Не всё из соглашения до сих пор сработало, но… ядерное оружие осталось только в России. Не произошло образования еще одного клуба ядерных государств. Геополитическая стабильность была сохранена…
— Можно ли сказать, что украинская делегация сыграла решающую роль в том, что договор об СНГ получился таким, какой он есть?
— Если белорусская сторона готова была рассматривать вариант нового Союза, то украинская делегация приехала, чтобы «сделать всем ручкой». Состояние ее было эйфорическим. Работать было очень сложно. Я бы назвал роль Украины не решающей, но роковой.
— Могли бы вы подробнее рассказать, что происходило в Вискулях в те дни?
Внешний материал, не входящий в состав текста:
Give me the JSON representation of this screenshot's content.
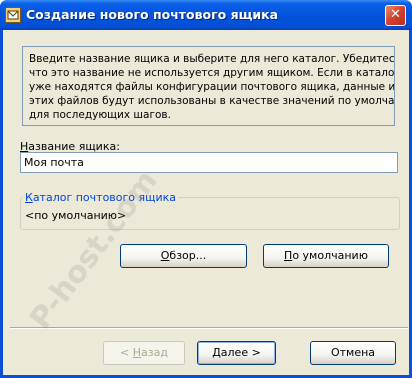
{
  "window": {
    "title": "Создание нового почтового ящика",
    "close_glyph": "✕",
    "title_icon": "mailbox-wizard-icon",
    "accent_color": "#0a4fd6"
  },
  "info": {
    "lines": [
      "Введите название ящика и выберите для него каталог. Убедитесь,",
      "что это название не используется другим ящиком. Если в каталоге",
      "уже находятся файлы конфигурации почтового ящика, данные из",
      "этих файлов будут использованы в качестве значений по умолчанию",
      "для последующих шагов."
    ]
  },
  "name_field": {
    "label": "Название ящика:",
    "value": "Моя почта"
  },
  "folder": {
    "legend": "Каталог почтового ящика",
    "value": "<по умолчанию>"
  },
  "buttons": {
    "browse": {
      "prefix": "",
      "mnemonic": "О",
      "rest": "бзор..."
    },
    "default": {
      "prefix": "",
      "mnemonic": "П",
      "rest": "о умолчанию"
    },
    "back": {
      "prefix": "< ",
      "mnemonic": "Н",
      "rest": "азад"
    },
    "next": {
      "prefix": "",
      "mnemonic": "Д",
      "rest": "алее >"
    },
    "cancel": {
      "label": "Отмена"
    }
  },
  "watermark": "P-host.com"
}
Это событие обросло слухами и мифами. Например, говорят, что работа сопровождалась обильными возлияниями, которые помогли быстро все поделить.
— …Я расскажу о том, что известно мне. Я был советником президента но правовой политике, заранее поручений по этой поездке у меня не было. Было так: вечером поступило предупреждение, что завтра вылетаем в Минск. Состав команды известен: Ельцин, Бурбулис, Гайдар, Козырев, Илюшин, Коржаков и я. Никакого документа из Москвы мы не везли (насколько это было известно мне). Есть легенда, что у Бурбулиса в компьютере был какой-то план. Не знаю. В Вискулях у нас компьютера не было. Проект соглашения печатался на электрической машинке, а размножали его на факсе — таково было техническое обеспечение. Когда мы приехали в Вискули, три лидера уединились, все остальные пребывали в ожидании. «Тройка» беседовала сначала в резиденции, потом они ходили на охоту, потом еще куда-то, в общем, разговор продолжался до вечера. Вечером была объявлена воля трех лидеров: экспертам готовить документ. Мы собрались на одной даче, украинская делегация пришла-ушла, фактически работали мы с белорусскими коллегами. Нам нужно было родить документ с политическим решением трех лидеров, но непонятно, с какой формой этого решения. Дискуссия продолжалась не один час. О чем шла речь? В 1922 году Союз образовали четыре республики: Россия, Украина, Белоруссия и Закавказская Советская Федеративная Социалистическая Республика (ЗСФСР). «ЗСФСР» в Вискули не приехала, но мы постепенно вышли на осознание факта, что здесь присутствует три государства — учредителя Союза в 22-м году. Если три государства-учредителя в лице своих лидеров осознают, что государство перестало существовать, то надо либо выписывать документ о смерти и расходиться, либо попытаться сделать шаг вперед.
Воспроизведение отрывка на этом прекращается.